We want to believe boys know better and if they mess up, well, there must have been some reason. But I’m done. Brock Allen Turner doesn’t think he did anything more wrong than drink too much. And that’s scary to me. It’s terrifying that he can cataclysmically change a woman’s life and actually believe he is justified in blaming her circumstance. It’s terrifying that a father can think so much of his son’s future that he can ignore the life of a girl his son irreparably damaged. It’s terrifying that a court can find him unequivocally guilty and he still, in a way, gets away with it.

I’m sick of hearing about the swimmer’s life. Everything he has lost. All the sacrifices he’s been forced to make. I’m sick of hearing about what a special boy he is, how this poor choice has ruined his life, how it’s unfair to be labeled a rapist just because he raped one girl. I’m done. Hear me, hear me because I’m sick of seeing f*ckboys get away with it. Yes, this culture has failed them too–because why aren’t we teaching boys they aren’t entitled to a woman’s body in any way, shape, or form. Skimpy clothing, alcohol levels do not dictate when it is and isn’t permissible to take advantage of a girl or a situation. Familiarity or desire does not excuse abuse. Privilege and opportunity does not justify taking what you want.

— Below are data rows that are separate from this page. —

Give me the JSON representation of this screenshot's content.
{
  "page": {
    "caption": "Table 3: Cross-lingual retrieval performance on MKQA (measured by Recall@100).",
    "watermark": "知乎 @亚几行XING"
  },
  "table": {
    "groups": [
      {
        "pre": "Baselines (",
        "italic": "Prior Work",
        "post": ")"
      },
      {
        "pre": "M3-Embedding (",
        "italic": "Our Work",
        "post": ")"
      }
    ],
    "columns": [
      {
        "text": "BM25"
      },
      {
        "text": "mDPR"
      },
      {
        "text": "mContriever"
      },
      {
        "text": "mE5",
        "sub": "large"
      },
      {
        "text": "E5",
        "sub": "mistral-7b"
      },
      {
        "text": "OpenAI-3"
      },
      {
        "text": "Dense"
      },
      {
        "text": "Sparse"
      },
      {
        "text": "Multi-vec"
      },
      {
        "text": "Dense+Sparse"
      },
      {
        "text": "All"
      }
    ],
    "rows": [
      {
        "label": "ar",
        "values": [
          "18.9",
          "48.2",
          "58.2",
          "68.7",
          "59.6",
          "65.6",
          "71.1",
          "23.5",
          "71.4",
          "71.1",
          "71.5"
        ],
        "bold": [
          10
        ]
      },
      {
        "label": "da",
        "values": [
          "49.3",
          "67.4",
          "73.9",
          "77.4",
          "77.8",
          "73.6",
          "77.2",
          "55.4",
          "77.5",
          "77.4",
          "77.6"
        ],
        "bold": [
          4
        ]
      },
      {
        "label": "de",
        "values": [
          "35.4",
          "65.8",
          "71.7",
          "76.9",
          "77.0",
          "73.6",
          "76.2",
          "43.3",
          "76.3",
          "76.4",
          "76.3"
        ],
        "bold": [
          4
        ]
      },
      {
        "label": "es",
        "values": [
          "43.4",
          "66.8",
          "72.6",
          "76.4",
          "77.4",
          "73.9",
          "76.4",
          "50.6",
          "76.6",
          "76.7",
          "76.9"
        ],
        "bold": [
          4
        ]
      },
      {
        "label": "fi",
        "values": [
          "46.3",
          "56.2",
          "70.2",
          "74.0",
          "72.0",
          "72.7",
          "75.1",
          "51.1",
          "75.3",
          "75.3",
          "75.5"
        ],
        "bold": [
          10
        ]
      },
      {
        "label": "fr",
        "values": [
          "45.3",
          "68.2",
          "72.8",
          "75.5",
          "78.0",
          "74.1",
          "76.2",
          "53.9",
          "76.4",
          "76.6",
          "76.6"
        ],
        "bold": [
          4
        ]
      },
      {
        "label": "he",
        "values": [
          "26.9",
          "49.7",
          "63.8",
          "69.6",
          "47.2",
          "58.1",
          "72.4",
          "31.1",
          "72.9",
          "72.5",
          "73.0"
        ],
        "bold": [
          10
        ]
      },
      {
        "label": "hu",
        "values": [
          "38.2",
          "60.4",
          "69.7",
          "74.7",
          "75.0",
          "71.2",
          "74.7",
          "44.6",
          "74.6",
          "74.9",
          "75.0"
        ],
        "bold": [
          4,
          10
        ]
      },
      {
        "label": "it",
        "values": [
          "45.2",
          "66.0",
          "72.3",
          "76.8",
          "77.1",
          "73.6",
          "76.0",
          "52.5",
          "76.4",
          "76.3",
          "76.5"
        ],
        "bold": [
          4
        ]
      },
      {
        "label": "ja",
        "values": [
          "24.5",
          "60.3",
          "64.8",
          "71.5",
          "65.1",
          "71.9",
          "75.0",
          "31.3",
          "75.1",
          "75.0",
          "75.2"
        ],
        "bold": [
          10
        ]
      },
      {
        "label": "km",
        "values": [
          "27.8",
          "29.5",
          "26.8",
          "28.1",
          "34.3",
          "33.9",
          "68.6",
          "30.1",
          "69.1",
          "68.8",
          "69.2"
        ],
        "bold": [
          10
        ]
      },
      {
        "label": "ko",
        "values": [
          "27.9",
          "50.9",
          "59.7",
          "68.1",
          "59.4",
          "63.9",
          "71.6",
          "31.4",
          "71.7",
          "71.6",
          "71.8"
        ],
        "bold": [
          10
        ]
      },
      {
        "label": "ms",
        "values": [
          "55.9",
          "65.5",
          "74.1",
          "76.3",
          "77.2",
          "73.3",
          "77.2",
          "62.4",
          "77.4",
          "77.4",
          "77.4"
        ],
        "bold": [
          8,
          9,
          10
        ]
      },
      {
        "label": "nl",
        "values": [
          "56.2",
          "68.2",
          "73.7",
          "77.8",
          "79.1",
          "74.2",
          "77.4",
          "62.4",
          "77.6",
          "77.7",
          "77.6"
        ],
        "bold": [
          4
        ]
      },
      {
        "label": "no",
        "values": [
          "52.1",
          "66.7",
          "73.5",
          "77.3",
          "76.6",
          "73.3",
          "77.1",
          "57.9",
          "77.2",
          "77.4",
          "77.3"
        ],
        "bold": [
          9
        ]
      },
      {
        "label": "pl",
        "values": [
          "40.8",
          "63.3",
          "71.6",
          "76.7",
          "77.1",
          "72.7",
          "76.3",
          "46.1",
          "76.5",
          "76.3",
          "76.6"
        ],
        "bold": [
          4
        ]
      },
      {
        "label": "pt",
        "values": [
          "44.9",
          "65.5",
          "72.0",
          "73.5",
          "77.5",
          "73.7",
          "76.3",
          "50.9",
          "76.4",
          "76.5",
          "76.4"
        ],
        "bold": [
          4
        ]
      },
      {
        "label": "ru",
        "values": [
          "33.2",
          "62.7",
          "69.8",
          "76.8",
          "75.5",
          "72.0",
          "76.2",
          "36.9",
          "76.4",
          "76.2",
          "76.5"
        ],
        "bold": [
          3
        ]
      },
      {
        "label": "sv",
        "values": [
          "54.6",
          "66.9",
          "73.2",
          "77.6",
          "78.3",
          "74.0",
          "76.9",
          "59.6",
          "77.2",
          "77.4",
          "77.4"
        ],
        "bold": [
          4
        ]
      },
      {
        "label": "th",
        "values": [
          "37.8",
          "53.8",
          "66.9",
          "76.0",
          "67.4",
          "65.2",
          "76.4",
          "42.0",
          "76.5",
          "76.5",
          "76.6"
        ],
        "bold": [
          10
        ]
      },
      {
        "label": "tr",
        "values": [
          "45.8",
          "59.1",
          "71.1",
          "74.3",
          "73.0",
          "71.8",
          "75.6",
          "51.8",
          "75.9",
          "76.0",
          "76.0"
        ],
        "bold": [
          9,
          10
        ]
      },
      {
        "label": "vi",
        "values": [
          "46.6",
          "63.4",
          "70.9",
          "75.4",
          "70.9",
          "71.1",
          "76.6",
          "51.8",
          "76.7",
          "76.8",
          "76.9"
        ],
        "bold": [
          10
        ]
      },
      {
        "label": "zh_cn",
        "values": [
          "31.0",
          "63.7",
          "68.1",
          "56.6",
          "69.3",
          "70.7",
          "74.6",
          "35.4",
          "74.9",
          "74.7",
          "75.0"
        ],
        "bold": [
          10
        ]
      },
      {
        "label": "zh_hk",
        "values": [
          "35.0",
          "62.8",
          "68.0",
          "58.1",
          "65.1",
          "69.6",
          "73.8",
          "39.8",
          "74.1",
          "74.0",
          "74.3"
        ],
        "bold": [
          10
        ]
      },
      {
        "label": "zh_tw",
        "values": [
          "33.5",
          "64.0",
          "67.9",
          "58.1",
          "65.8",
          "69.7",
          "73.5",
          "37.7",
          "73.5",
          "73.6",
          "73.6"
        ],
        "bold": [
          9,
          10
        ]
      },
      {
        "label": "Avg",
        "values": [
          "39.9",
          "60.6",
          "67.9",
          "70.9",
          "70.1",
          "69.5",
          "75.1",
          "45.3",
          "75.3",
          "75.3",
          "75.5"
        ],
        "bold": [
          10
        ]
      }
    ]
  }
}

When someone is raped, assaulted, or harassed, it does not matter where they were, what they were wearing, what they were doing: the fact that it happened is wrong. If a girl starts to say yes and then says no, it still means no. If a girl once said yes but can’t say it now, it does not mean go ahead. If a girl can’t say yes and if you can’t process that, it does not mean there’s suddenly an opportunity to get away with it and call it a mistake later.

It’s 2016. We have so much information at hand, so much power in community and discourse. We should be able to say THIS IS WRONG. We do have rape culture, Matt Walsh. 20 minutes is long enough to change a life, Brock’s dad. Rape is rape, best friend of rapist. So please stop telling me it’s the girl’s fault. That she could have done things differently to not wind up behind a dumpster, alone and vulnerable. Sure, she could have. But that’s not the point.

It’s 2016 and I feel like I’m still fighting to say rape is rape. So you can take your questions, your judgments, your pointed fingers and gentle suggestions to know better and act different–you can take all that and pack it away with the the theory that the earth is flat or that our planet is the center of the universe. Because it’s a dumb, outdated opinion. We should know better. We should act better. The world should be better.